While in Tokyo, Riboud was invited to Karuizawa, where 2,000 amateur photographers came to the annual photography convention organized by the association of Japanese photographers and sponsored by Fujifilm. This self-referential image of photographers crowded around models on a craggy landscape is his most famous photograph taken during this period. Riboud guides our eyes to the photographers themselves, lightly parodying not only the their frenzy but also the male gaze.

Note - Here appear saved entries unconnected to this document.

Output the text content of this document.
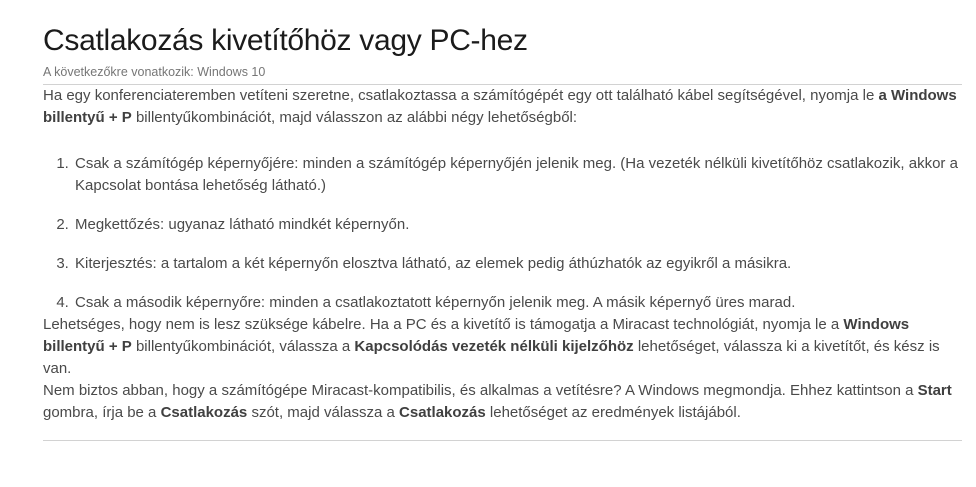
Csatlakozás kivetítőhöz vagy PC-hez
A következőkre vonatkozik: Windows 10

Ha egy konferenciateremben vetíteni szeretne, csatlakoztassa a számítógépét egy ott található kábel segítségével, nyomja le a Windows billentyű + P billentyűkombinációt, majd válasszon az alábbi négy lehetőségből:

1. Csak a számítógép képernyőjére: minden a számítógép képernyőjén jelenik meg. (Ha vezeték nélküli kivetítőhöz csatlakozik, akkor a Kapcsolat bontása lehetőség látható.)
2. Megkettőzés: ugyanaz látható mindkét képernyőn.
3. Kiterjesztés: a tartalom a két képernyőn elosztva látható, az elemek pedig áthúzhatók az egyikről a másikra.
4. Csak a második képernyőre: minden a csatlakoztatott képernyőn jelenik meg. A másik képernyő üres marad.

Lehetséges, hogy nem is lesz szüksége kábelre. Ha a PC és a kivetítő is támogatja a Miracast technológiát, nyomja le a Windows billentyű + P billentyűkombinációt, válassza a Kapcsolódás vezeték nélküli kijelzőhöz lehetőséget, válassza ki a kivetítőt, és kész is van.

Nem biztos abban, hogy a számítógépe Miracast-kompatibilis, és alkalmas a vetítésre? A Windows megmondja. Ehhez kattintson a Start gombra, írja be a Csatlakozás szót, majd válassza a Csatlakozás lehetőséget az eredmények listájából.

Photographer's rally. Karuizawa, Japan. 1958. © Marc Riboud - Fonds Marc Riboud au Musée Guimet
Friends in a bar. Japan. 1958. © Marc Riboud - Fonds Marc Riboud au Musée Guimet
Tokyo, Japan. 1958. © Marc Riboud - Fonds Marc Riboud au Musée Guimet

"They give us the overwhelming feeling, at once tonic and painful, of being in the world, of being alive, of belonging to an unending whole."

- Pierre Soulages
Tokyo, Japan. 1958. © Marc Riboud - Fonds Marc Riboud au Musée Guimet
JAPAN.1958. Enoshima beach, near Tokyo. Enoshima beach, near Tokyo. 1958. © Marc Riboud - Fonds Marc Riboud au Musée Guimet
JAPAN. Tokyo. 1958. A traditional restaurant. Tokyo, Japan. A traditional restaurant. 1958. © Marc Riboud - Fonds Marc Riboud au Musée Guimet
On the train between Tokyo and Enoshima. Japan. 1958. © Marc Riboud - Fonds Marc Riboud au Musée Guimet
Kamakura, Japan. 1958. © Marc Riboud - Fonds Marc Riboud au Musée Guimet

Riboud’s intuitive and reflective documentation of life in Japan exemplifies his interest in quiet, informal gestures which symbolize more universal human trajectories, ideas, and ways of being.

His images, as French painter Pierre Soulages wrote on the occasion of Riboud’s 2009 exhibition at Musée de la Vie Romantique, “give us the overwhelming feeling, at once tonic and painful, of being in the world, of being alive, of belonging to an unending whole.”